The reorganization of the Federal Reserve and the creation of the Federal Deposit Insurance Corporation hugely reduced the number of bank failures and mostly ended bank runs. But there remained thousands of banks, along with thousands of savings and loan associations, mutual savings banks, and trust companies. While these were all banks, taking deposits and making loans, they were regulated, often at cross purposes, by different authorities. The Comptroller of the Currency, the Federal Reserve, the FDIC, the FSLIC, the SEC, the banking regulators of the states, and numerous other agencies all had jurisdiction over aspects of the American banking system.

The system was stable in the prosperous postwar years, but when inflation took off in the late 1960s, it began to break down.

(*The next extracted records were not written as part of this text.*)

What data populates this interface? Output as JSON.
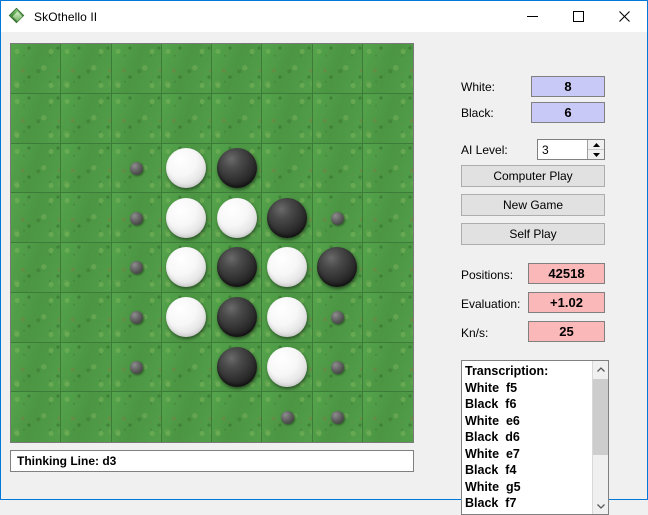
{
  "window": {
    "title": "SkOthello II",
    "icon": "app-diamond-icon",
    "minimize_label": "—",
    "maximize_label": "□",
    "close_label": "✕",
    "accent_color": "#0078d7"
  },
  "panel": {
    "white_label": "White:",
    "white_value": "8",
    "black_label": "Black:",
    "black_value": "6",
    "ai_level_label": "AI Level:",
    "ai_level_value": "3",
    "score_box_color": "#c9c9f7",
    "stat_box_color": "#fbb8b8",
    "buttons": [
      {
        "label": "Computer Play",
        "name": "computer-play-button"
      },
      {
        "label": "New Game",
        "name": "new-game-button"
      },
      {
        "label": "Self Play",
        "name": "self-play-button"
      }
    ],
    "stats": [
      {
        "label": "Positions:",
        "value": "42518"
      },
      {
        "label": "Evaluation:",
        "value": "+1.02"
      },
      {
        "label": "Kn/s:",
        "value": "25"
      }
    ]
  },
  "transcription": {
    "header": "Transcription:",
    "moves": [
      "White  f5",
      "Black  f6",
      "White  e6",
      "Black  d6",
      "White  e7",
      "Black  f4",
      "White  g5",
      "Black  f7"
    ]
  },
  "status": {
    "text": "Thinking Line: d3"
  },
  "board": {
    "size": 8,
    "grass_color": "#4f9c47",
    "grid_line_color": "#3d7c38",
    "cells": [
      "",
      "",
      "",
      "",
      "",
      "",
      "",
      "",
      "",
      "",
      "",
      "",
      "",
      "",
      "",
      "",
      "",
      "",
      "m",
      "W",
      "B",
      "",
      "",
      "",
      "",
      "",
      "m",
      "W",
      "W",
      "B",
      "m",
      "",
      "",
      "",
      "m",
      "W",
      "B",
      "W",
      "B",
      "",
      "",
      "",
      "m",
      "W",
      "B",
      "W",
      "m",
      "",
      "",
      "",
      "m",
      "",
      "B",
      "W",
      "m",
      "",
      "",
      "",
      "",
      "",
      "",
      "m",
      "m",
      ""
    ]
  }
}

S&Ls, small and local but with disproportionate political influence, should have been forced to merge or liquidate when they could not compete in the new financial environment. Instead Congress made a series of quick fixes that made disaster inevitable.

In the 1990s interstate banking was finally allowed, creating nationwide banks of unprecedented size. But Congress's attempt to force banks to make home loans to people who had limited creditworthiness, while encouraging Fannie Mae and Freddie Mac to take these dubious loans off their hands so that the banks could make still more of them, created another crisis in the banking system that is now playing out.

While it will be painful, the present crisis will at least provide another opportunity to give this country, finally, a unified banking system of large, diversified, well-capitalized banking institutions that are under the control of a unified and coherent regulatory system free of undue political influence.

Mr. Gordon is the author of "An Empire of Wealth: The Epic History of American Economic Power" (HarperCollins, 2004).